= Parbati Sankar Roy Choudhury =

Parbati Sankar Roy Choudhury (Rai Parvatisankara Chaudhuri), (1853–1918) was the zamindar of Teota (now in Manikganj District, Bangladesh) and a philanthropic landholder.

== Early life ==
Choudhury was born in 1853, and was the elder son of Joy Sankar Choudhuri of the Teota zamindars, who were one of the well-known zamindars of Bengal. Their ancestral surname was Dasgupta (Dash-sharma). He studied at the Hindu School, Kolkata but never completed his education as he was managing the zamidari estate.

== Career ==
Sankar was an active member of the British Indian Association, the Indian Association, the Indian National Congress, and the Dacca district board. He was also one of the founders of the Indian Industrial Association, which was set up to promote the material and economic development of the region. As part of the economic reconstruction programme, Parbati Sankar attempted to make use of the material raw resources available within the Teota zamindari (in Goalondo, Faridpur and elsewhere). His name is also associated with the formulation of a concrete and detailed plan (1890s) of extension of the railways to Manikganj, linking it up with the town of Dacca on the east and the river port of Goalando on the west.

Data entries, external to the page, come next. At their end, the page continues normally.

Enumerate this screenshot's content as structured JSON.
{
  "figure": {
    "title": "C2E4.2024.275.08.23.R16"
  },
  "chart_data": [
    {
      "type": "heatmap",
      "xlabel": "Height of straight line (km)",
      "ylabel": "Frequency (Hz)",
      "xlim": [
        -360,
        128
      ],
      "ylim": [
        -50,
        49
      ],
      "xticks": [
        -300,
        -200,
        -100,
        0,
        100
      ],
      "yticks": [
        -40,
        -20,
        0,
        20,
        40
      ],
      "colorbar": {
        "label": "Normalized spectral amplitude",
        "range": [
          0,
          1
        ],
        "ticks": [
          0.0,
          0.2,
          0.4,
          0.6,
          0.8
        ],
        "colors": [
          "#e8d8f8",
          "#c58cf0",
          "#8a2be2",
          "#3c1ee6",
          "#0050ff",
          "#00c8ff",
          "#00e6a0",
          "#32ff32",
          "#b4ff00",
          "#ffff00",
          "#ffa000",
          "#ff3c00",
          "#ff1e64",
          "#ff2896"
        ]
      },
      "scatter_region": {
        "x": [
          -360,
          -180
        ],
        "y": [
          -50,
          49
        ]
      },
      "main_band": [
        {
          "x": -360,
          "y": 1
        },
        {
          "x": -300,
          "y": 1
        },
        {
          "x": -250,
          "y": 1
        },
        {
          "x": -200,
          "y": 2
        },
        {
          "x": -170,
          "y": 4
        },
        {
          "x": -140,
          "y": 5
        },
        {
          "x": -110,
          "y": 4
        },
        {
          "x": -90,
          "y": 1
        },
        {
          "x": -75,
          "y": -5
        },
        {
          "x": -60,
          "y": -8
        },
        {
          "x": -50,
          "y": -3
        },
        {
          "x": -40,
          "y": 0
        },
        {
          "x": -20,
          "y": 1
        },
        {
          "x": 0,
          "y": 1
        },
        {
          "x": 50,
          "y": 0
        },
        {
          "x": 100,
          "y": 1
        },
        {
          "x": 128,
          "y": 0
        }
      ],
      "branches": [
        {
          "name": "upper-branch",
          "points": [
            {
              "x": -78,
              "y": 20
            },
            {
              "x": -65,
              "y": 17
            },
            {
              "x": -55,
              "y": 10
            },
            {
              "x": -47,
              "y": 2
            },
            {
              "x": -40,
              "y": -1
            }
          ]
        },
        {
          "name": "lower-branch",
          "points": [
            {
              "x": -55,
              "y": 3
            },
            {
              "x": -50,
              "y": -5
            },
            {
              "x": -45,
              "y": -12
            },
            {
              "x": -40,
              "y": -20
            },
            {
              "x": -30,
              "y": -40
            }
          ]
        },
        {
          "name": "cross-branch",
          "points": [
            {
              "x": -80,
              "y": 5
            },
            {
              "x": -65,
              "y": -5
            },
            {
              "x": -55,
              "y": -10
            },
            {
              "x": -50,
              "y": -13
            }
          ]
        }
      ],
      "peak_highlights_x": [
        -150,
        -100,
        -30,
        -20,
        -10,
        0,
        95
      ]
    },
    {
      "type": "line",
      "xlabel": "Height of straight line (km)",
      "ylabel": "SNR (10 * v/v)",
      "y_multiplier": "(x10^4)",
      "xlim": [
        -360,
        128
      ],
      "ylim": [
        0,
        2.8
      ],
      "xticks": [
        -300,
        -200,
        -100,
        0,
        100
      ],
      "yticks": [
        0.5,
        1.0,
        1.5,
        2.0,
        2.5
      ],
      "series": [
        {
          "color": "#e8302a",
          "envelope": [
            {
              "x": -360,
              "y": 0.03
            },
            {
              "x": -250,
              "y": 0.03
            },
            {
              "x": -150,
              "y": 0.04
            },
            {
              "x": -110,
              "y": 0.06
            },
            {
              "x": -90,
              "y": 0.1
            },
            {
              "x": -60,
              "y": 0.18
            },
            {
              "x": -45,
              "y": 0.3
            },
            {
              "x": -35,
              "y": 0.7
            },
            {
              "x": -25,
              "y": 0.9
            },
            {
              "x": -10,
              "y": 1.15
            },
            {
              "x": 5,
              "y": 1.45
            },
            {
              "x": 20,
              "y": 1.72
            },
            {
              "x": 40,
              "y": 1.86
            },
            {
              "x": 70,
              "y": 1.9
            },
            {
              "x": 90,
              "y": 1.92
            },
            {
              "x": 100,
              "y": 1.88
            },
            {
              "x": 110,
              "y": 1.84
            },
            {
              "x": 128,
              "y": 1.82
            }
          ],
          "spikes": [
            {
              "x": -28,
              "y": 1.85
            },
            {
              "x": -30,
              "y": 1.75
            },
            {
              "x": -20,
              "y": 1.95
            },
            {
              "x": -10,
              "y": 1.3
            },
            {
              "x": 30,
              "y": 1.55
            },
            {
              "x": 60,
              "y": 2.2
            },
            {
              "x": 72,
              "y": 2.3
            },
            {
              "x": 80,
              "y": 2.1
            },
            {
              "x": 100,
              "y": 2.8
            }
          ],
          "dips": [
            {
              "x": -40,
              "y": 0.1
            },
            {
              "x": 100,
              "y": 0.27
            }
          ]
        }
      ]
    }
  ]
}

Sankar is best remembered, however, for pioneering the 'dharmagola' system of co-operative grain banking, intended to alleviate scarcity and resulting famine. He founded the grain banks with his cousin Raja Shyama Sankar Ray. 'Dharmagolas' or grain banks were established at various places within the Teota Estate and elsewhere in Dinajpur and the system was a success. These grain banks were registered as formal co-operative societies in the second decade of the 20th century. Parbati Sankar wrote a number of articles in which he not only outlined the basic features of the 'dharmagola' system, but also clearly brought out its many virtues and advantages. He spoke on the "Indebtedness of the Bengal peasantry" at an annual session of the Congress (INC) in the early 1900s. He was a member of the Dhaka District Board. He had attempted to convince the British colonial administration of the importance creating a rail line from Dhaka to Manikganj unsuccessfully.

== Death ==
Sankar was honoured with the Kaisar-i-Hind Medal in 1912. He died in Calcutta in 1918.